Rhadon - 24-11-2002 at 17:19
Hi
I'm just scanning some chemistry books and will upload them for you once they are done. But I cannot decide if I shall do an OCR or publish the books
in the form of a PDF file being composed of bitmap images.
The OCR will take significantly longer and will be much more work, but it looks better and the filesize is smaller.
The bitmap version will be done much faster, but it will not look as well.
Some of the books will be OCR'ed, some won't. But there are still ones that I'm not sure what to do with, so please help me to decide.
raistlin - 24-11-2002 at 17:36
Hey Rhadon do an OCR. Drop me a U2U if you want any help, I think my dad might have some OCR software around here somewhere...
Rhadon - 24-11-2002 at 17:48
Thank you for offering your help, Raistlin. Unfortunately the the OCR itself is not the most laborious thing: Proofreading the text, correcting
mistakes, positioning images, labelling images and giving the document a nice layout are more work by far.

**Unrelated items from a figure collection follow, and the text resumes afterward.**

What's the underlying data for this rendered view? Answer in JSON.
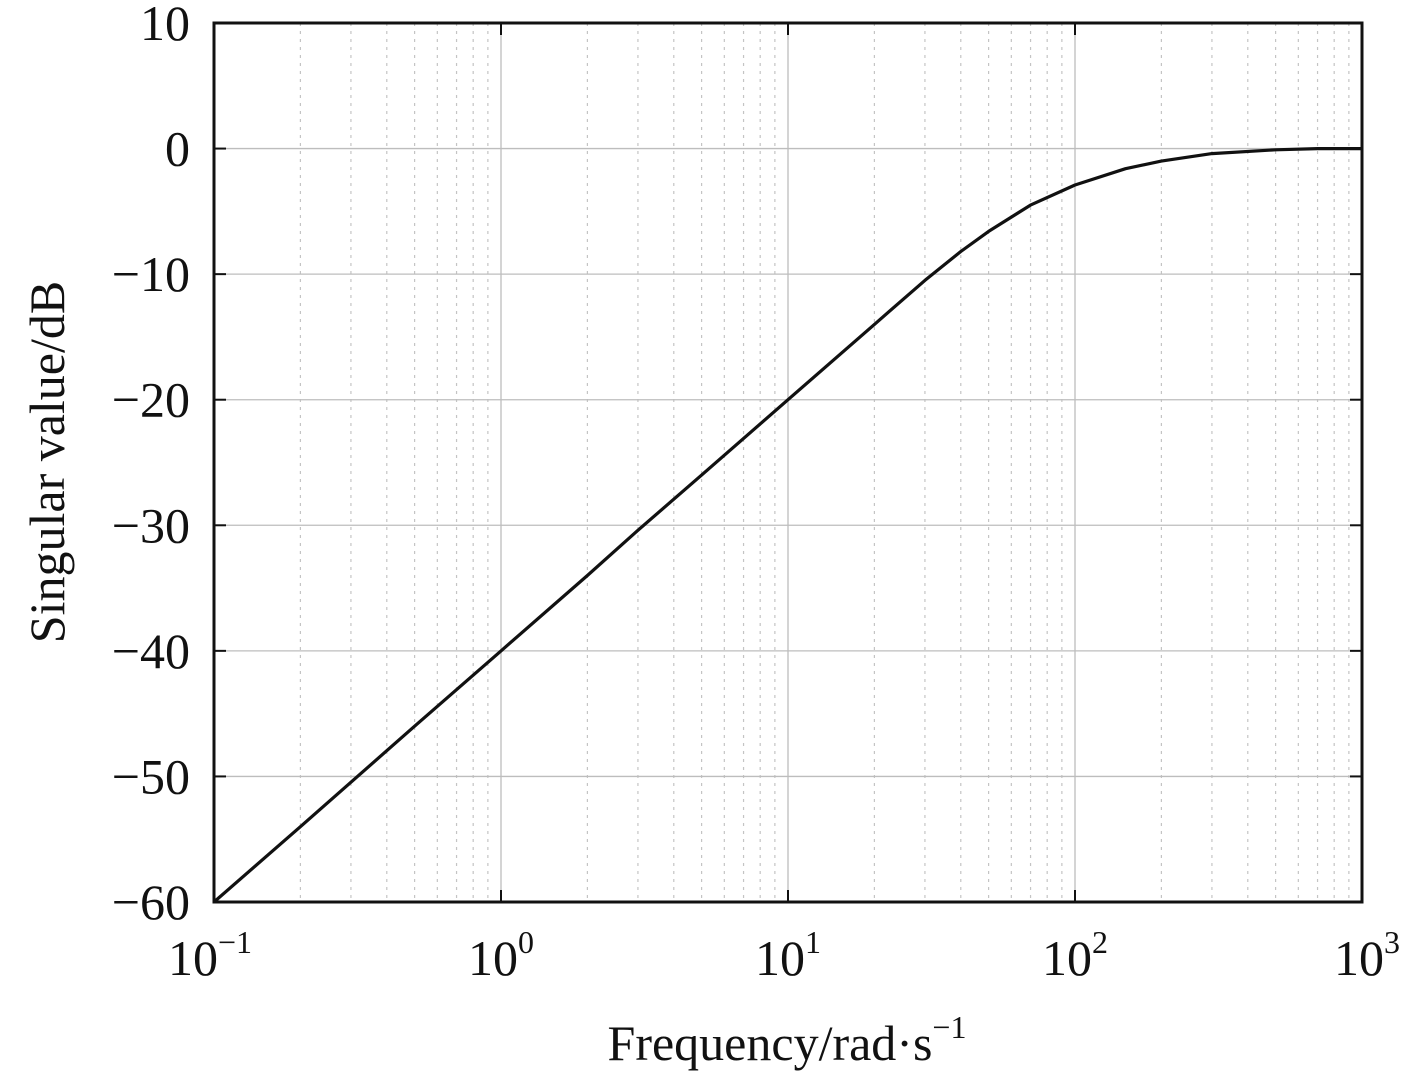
{
  "chart_data": {
    "type": "line",
    "title": "",
    "xlabel": "Frequency/rad·s",
    "xlabel_sup": "−1",
    "ylabel": "Singular value/dB",
    "xscale": "log",
    "xlim": [
      0.1,
      1000
    ],
    "ylim": [
      -60,
      10
    ],
    "grid": true,
    "legend": "none",
    "x_ticks": [
      {
        "value": 0.1,
        "base": "10",
        "exp": "−1"
      },
      {
        "value": 1,
        "base": "10",
        "exp": "0"
      },
      {
        "value": 10,
        "base": "10",
        "exp": "1"
      },
      {
        "value": 100,
        "base": "10",
        "exp": "2"
      },
      {
        "value": 1000,
        "base": "10",
        "exp": "3"
      }
    ],
    "y_ticks": [
      {
        "value": 10,
        "label": "10"
      },
      {
        "value": 0,
        "label": "0"
      },
      {
        "value": -10,
        "label": "−10"
      },
      {
        "value": -20,
        "label": "−20"
      },
      {
        "value": -30,
        "label": "−30"
      },
      {
        "value": -40,
        "label": "−40"
      },
      {
        "value": -50,
        "label": "−50"
      },
      {
        "value": -60,
        "label": "−60"
      }
    ],
    "series": [
      {
        "color": "#111111",
        "x": [
          0.1,
          0.2,
          0.5,
          1,
          2,
          3,
          5,
          10,
          20,
          30,
          40,
          50,
          70,
          100,
          150,
          200,
          300,
          500,
          700,
          1000
        ],
        "y": [
          -60,
          -54,
          -46,
          -40,
          -34,
          -30.4,
          -26,
          -20,
          -14,
          -10.5,
          -8.2,
          -6.6,
          -4.5,
          -2.9,
          -1.6,
          -1.0,
          -0.4,
          -0.1,
          0,
          0
        ]
      }
    ]
  }
}
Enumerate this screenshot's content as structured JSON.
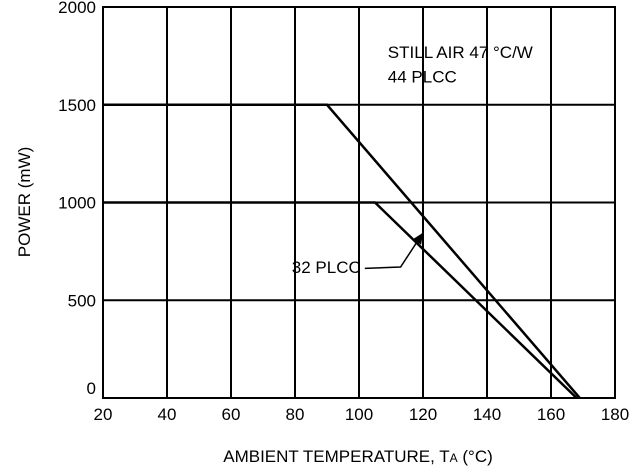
{
  "chart_data": {
    "type": "line",
    "title": "",
    "xlabel": {
      "main": "AMBIENT TEMPERATURE, T",
      "subscript": "A",
      "unit": " (°C)"
    },
    "ylabel": "POWER (mW)",
    "xlim": [
      20,
      180
    ],
    "ylim": [
      0,
      2000
    ],
    "x_ticks": [
      20,
      40,
      60,
      80,
      100,
      120,
      140,
      160,
      180
    ],
    "y_ticks": [
      0,
      500,
      1000,
      1500,
      2000
    ],
    "grid": true,
    "series": [
      {
        "name": "44 PLCC",
        "points": [
          [
            20,
            1500
          ],
          [
            90,
            1500
          ],
          [
            169,
            0
          ]
        ]
      },
      {
        "name": "32 PLCC",
        "points": [
          [
            20,
            1000
          ],
          [
            105,
            1000
          ],
          [
            168,
            0
          ]
        ]
      }
    ],
    "annotations": [
      {
        "text": "STILL AIR 47 °C/W",
        "at": [
          109,
          1740
        ]
      },
      {
        "text": "44 PLCC",
        "at": [
          109,
          1615
        ]
      },
      {
        "text": "32 PLCC",
        "at": [
          79,
          640
        ],
        "arrow_from": [
          113,
          670
        ],
        "arrow_to": [
          120,
          845
        ]
      }
    ]
  }
}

Thank you also for offering software, but I do already have FineReader 6.0 which I suppose is the best program for this job.
how about this
Polverone - 25-11-2002 at 00:49
I notice that archive electronic journal articles from the ACS are bitmap scans of the original paper but also include an OCR version somehow embedded
in the same file beneath the bitmap. The OCR information that is included has not been hand-corrected - so it has a rather high error rate - but it is
still very useful if you're just looking for certain words in the text. The bitmap version, of course, retains all the diagrams and formulae that OCR
wouldn't handle very well. Can you do this? It won't save space but it will make the texts more useful than plain bitmaps and a lot faster to process
than complete human-proofed OCR.
Rhadon - 25-11-2002 at 11:01
The books which will be published in the form of bitmaps will most likely be processed with Adobe Acrobat Capture. I didn't have the time to test it
yet, but it should create a bitmap PDF file as you described it (text "beneath" the bitmap).
The same system was used for many eBooks on mathematics which I do own, and they have a very low error rate (except for the special characters)! I
think that this depends strongly on the resolution of the source images, which will be 600 DPI in most cases.
Rhadon - 26-11-2002 at 16:24
Damn, I have some severe problems with Acrobat Capture. I tested two releases now, and none of them works properly. Some of the problems are the same
in both versions, others do only occur in one of them.
This will at least delay the release date of the books.
Blind Angel - 28-11-2002 at 18:56
Stupid questio but what are OCR?
Rhadon - 29-11-2002 at 08:58
Blind Angel: It's not a stupid question. OCR is standing for "Optical Character Recognition". Here is what it is and why we do it:
When you scan a text, you get an image at first. The image shows the text page exactly as it can be found in the book. When I was talking of a
bitmap version, I meant that those images would b put together to a PDF file. Unfortunately, the filesize of such PDF files is either quite
large or unreadable because of lack image quality. Usually you are also unable to search the images like you can do it with ordinary text (what can be
a great disadvantage if you are looking for a particular information).
So, we use an OCR program, such as "Abbyy FineReader", which is able to recognize the characters in the image and enabled you to export the
whole text thus obtained. Since there are always some characters that are not recognized correctly (e.g. the small 'l' looks quite similar to the
capital 'I' and 'O' to zero), the text has to be proof-read for mistakes. If it contains images, they will have to be placed in appropriate positions
in the text.
bitmaps
blazter - 30-11-2002 at 09:00
personally, I think bitmaps are the way to go. Just make sure that they can be extracted from the pdf or whatever format they are put in. that way
if someone is ambitious enough they can do the OCR themselves and proof it according to the bitmaps that they have.
Sometimes chemistry books are better in bitmap format because of the images. But they would be even better if they were converted to an easily
printed format like pdf or even html which could be searched easily.
Blind Angel - 30-11-2002 at 11:58
That answer more question thant i though, i always wondered how they were doing these e-Book you can find on the net
Rhadon - 1-12-2002 at 09:45
It wasn't until today that I realized that FineReader offers the user an option to do exactly what I wanted to do with Acrobat Capture. The release of
the first book is coming closer
Announcement: The first book is done
Rhadon - 1-12-2002 at 15:08
Those who have access to EliteForums FTP will be able to download "Nitration and aromatic reactivity" by J. G. Hogget in an hour or
so.
I will upload it to some webspace which can be accessed by everyone when I can find the time to do so. Anyway, I'd be glad if someone else could do
that since I'm quite busy.
Eliteforum - 2-12-2002 at 18:27
I might set up Apache (or IIS depending) so people can upload via FTP and download via HTTP.
If it sounds like a good idea, drop me a line.
Only downside is that, we may have a lot of people downloading/leeching and speeds may be affected.
Rhadon - 2-12-2002 at 23:25
The idea is a good one, but we must find a way to bypass the leechers. A password protection would be nice, but things like that are tricky.